French 'Bubble Tamer' wows Seychelles audiences with expert performance art
The Bubble Tamer at work: French performing artist Laëtitia Sioen uses mime and her skill with bubbles to weave a spell-binding story (Joe Laurence, Seychelles News Agency)
(Seychelles News Agency) - Who has not had a few moments of childish fun blowing bubbles with soap and water? But unlike most people, French performing artist Laëtitia Sioen refused to leave blowing bubbles as a childhood pastime and instead turned the hobby into a professional artform.
Hailing from the French city of Toulouse, Sioen is part of l’Envers du Monde, an entertainment company which produces visual art and theatrical shows for audiences in different parts of France and around the world.
“I can make various forms of bubbles using my hands. But I also use different other materials and equipment… to entertain,” said Sioen in an interview with SNA, adding that she has learned that bubbles can be used in various ways in order to entertain a crowd.
|Seemingly effortlessly, Sioen creates slow-moving, glittering giant bubbles that snake slowly around her until they disintegrate (Joe Laurence, Seychelles News Agency) Photo License: CC-BY|
Plunging her hands into a soapy tub, Sioen delighted a group of students of the Vijay International School, a private school on Praslin, the second most populated island of the Seychelles, with her bubbly creations.
The children frantically tried to do the same, although most did not succeed.
“It takes a lot of practise to be able to perform this art,” Sioen told SNA.
|Sioen demonstrating precisely why she is called La Dompteuse de Bulles, or the Bubble Tamer (Joe Laurence, Seychelles News Agency) Photo License: CC-BY|
Bubbles and mime
Although this form of entertainment was hitherto unknown in the archipelago of 93,000 inhabitants, the artist was well-received by children and adults alike at the various presentations and shows that she conducted during her recent week-long tour of the Indian Ocean archipelago.
Her tour also included a short stop on the third most populated island of La Digue where she wowed the crowd with her deft bubble-blowing skills.

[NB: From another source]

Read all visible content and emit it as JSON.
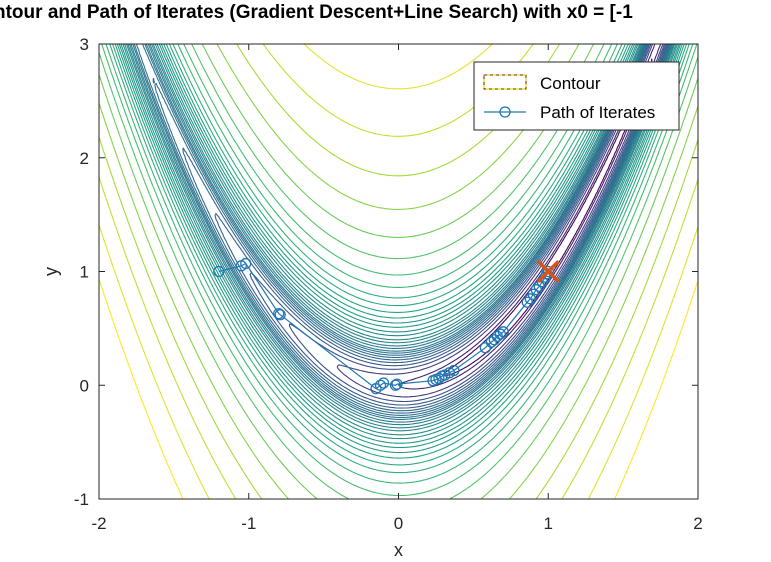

It is not simply bubbles alone, but rather the story that she weaves during her performance that makes the show so special.
As ‘La Dompteuse de Bulles’ (The Bubble Tamer), Sioen uses mime, costume changes, a projector and music to tell the story of a toy ballerina who takes advantage of a mechanical problem in her music-box to escape and discover life in the real world.

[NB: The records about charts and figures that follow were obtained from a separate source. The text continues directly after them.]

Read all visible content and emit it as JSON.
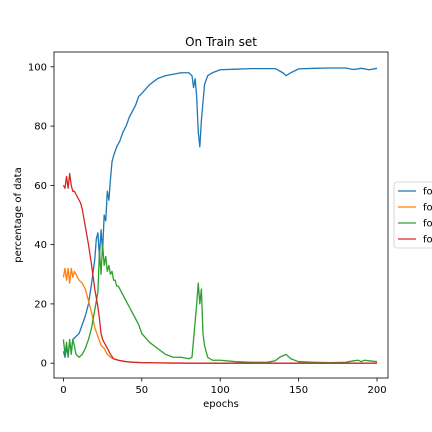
{
  "chart_data": {
    "type": "line",
    "title": "On Train set",
    "xlabel": "epochs",
    "ylabel": "percentage of data",
    "xlim": [
      -6,
      207
    ],
    "ylim": [
      -5,
      105
    ],
    "xticks": [
      0,
      50,
      100,
      150,
      200
    ],
    "yticks": [
      0,
      20,
      40,
      60,
      80,
      100
    ],
    "grid": false,
    "legend_position": "right, outside plot (clipped)",
    "legend_entries": [
      "fo",
      "fo",
      "fo",
      "fo"
    ],
    "series": [
      {
        "color": "#1f77b4",
        "x": [
          0,
          1,
          2,
          3,
          4,
          5,
          6,
          8,
          10,
          12,
          14,
          16,
          18,
          20,
          21,
          22,
          23,
          24,
          25,
          26,
          27,
          28,
          29,
          30,
          31,
          32,
          34,
          36,
          38,
          40,
          42,
          44,
          46,
          48,
          50,
          55,
          60,
          65,
          70,
          75,
          80,
          82,
          83,
          84,
          85,
          86,
          87,
          88,
          89,
          90,
          92,
          95,
          100,
          110,
          120,
          130,
          135,
          140,
          142,
          145,
          150,
          160,
          170,
          180,
          185,
          190,
          195,
          200
        ],
        "y": [
          4,
          2,
          5,
          3,
          7,
          4,
          8,
          9,
          10,
          13,
          16,
          20,
          27,
          35,
          42,
          44,
          36,
          45,
          38,
          50,
          48,
          58,
          55,
          62,
          68,
          70,
          73,
          75,
          78,
          80,
          83,
          85,
          87,
          90,
          91,
          94,
          96,
          97,
          97.5,
          98,
          98,
          97,
          93,
          96,
          90,
          78,
          73,
          82,
          88,
          94,
          97,
          98,
          99,
          99.2,
          99.4,
          99.4,
          99.4,
          98,
          97,
          98,
          99.3,
          99.5,
          99.6,
          99.6,
          99.1,
          99.5,
          99,
          99.5
        ]
      },
      {
        "color": "#ff7f0e",
        "x": [
          0,
          1,
          2,
          3,
          4,
          5,
          6,
          7,
          8,
          9,
          10,
          12,
          14,
          16,
          18,
          20,
          22,
          24,
          26,
          28,
          30,
          32,
          35,
          40,
          45,
          50,
          60,
          80,
          100,
          120,
          150,
          200
        ],
        "y": [
          29,
          32,
          28,
          32,
          27,
          32,
          29,
          31,
          30,
          29,
          28,
          27,
          25,
          21,
          17,
          12,
          9,
          6,
          5,
          3,
          2,
          1.5,
          1,
          0.5,
          0.3,
          0.2,
          0.1,
          0,
          0,
          0,
          0,
          0
        ]
      },
      {
        "color": "#2ca02c",
        "x": [
          0,
          1,
          2,
          3,
          4,
          5,
          6,
          7,
          8,
          10,
          12,
          14,
          16,
          18,
          20,
          22,
          23,
          24,
          25,
          26,
          27,
          28,
          29,
          30,
          31,
          32,
          33,
          34,
          35,
          36,
          38,
          40,
          42,
          44,
          46,
          48,
          50,
          55,
          60,
          65,
          70,
          75,
          80,
          82,
          83,
          84,
          85,
          86,
          87,
          88,
          89,
          90,
          92,
          95,
          100,
          110,
          120,
          130,
          135,
          138,
          140,
          142,
          145,
          150,
          160,
          170,
          180,
          185,
          188,
          190,
          192,
          195,
          200
        ],
        "y": [
          8,
          3,
          7,
          2,
          8,
          3,
          8,
          6,
          3,
          2,
          3,
          5,
          8,
          12,
          18,
          24,
          38,
          30,
          40,
          33,
          36,
          31,
          33,
          30,
          31,
          28,
          28,
          26,
          26,
          25,
          23,
          21,
          19,
          17,
          15,
          13,
          10,
          7,
          5,
          3,
          2,
          2,
          1.5,
          2,
          8,
          14,
          20,
          27,
          20,
          25,
          10,
          6,
          2,
          1,
          1,
          0.5,
          0.3,
          0.3,
          0.8,
          2,
          2.5,
          3,
          1.5,
          0.5,
          0.3,
          0.2,
          0.3,
          0.8,
          1,
          0.5,
          1,
          0.8,
          0.5
        ]
      },
      {
        "color": "#d62728",
        "x": [
          0,
          1,
          2,
          3,
          4,
          5,
          6,
          7,
          8,
          9,
          10,
          11,
          12,
          14,
          16,
          18,
          20,
          22,
          23,
          24,
          25,
          26,
          28,
          30,
          32,
          35,
          40,
          45,
          50,
          60,
          80,
          100,
          150,
          200
        ],
        "y": [
          60,
          59,
          63,
          59,
          64,
          60,
          58,
          58,
          57,
          56,
          55,
          54,
          52,
          46,
          40,
          33,
          25,
          19,
          15,
          10,
          8,
          7,
          5,
          3,
          1.5,
          1,
          0.5,
          0.3,
          0.2,
          0.1,
          0,
          0,
          0,
          0
        ]
      }
    ]
  }
}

|At least the stage wouldn't need cleaning again for quite some time (Joe Laurence, Seychelles News Agency) Photo License: CC-BY|
Outside the music box, the ballerina finds freedom and sets off to seek a great adventure.
Sioen also uses various props, such as smoke and helium, to help tell her story and create variety in the bubbles she creates, which range from millions of tiny, frothy bubbles, to giant, snake-like bubbles, bubbles filled with smoke, bubbles inside other bubbles and bubbles that never sink to the ground.
|How did she do that? Children watching the show burst into applause at the unveiling of each new trick (Joe Laurence, Seychelles News Agency) Photo License: CC-BY|
“I usually perform a little bit in the beginning and I show them how to do different things using water and soap,” said Sioen, adding that children are usually spellbound by her performance. “I always find them very interested and amazed at what I can do.”
Her show was also well received by audiences on the Mahe, the most populated island of the archipelago at Le Méridien Fisherman’s Cove and also at the French cultural centre of L’Alliance Francaise, located in the capital of Victoria.
|Sioen using one of her many props - a large glass tube - to fill a soap bubble with helium (Joe Laurence, Seychelles News Agency) Photo License: CC-BY|
“I was glad to share my art with the public,” said the artist. “In France, there are not a lot of people performing this form of art but it is becoming more and more popular. I think there must be ten artists working in France creating animation and shows with bubbles.”
It was Alliance Francaise who invited the artist to Seychelles as part of their cultural programme to promote French in the archipelago.
The artist’s performance in Seychelles was in honour of the 300th anniversary of the death of Dom Pérignon, the inventor of the famously bubbly drink of champagne.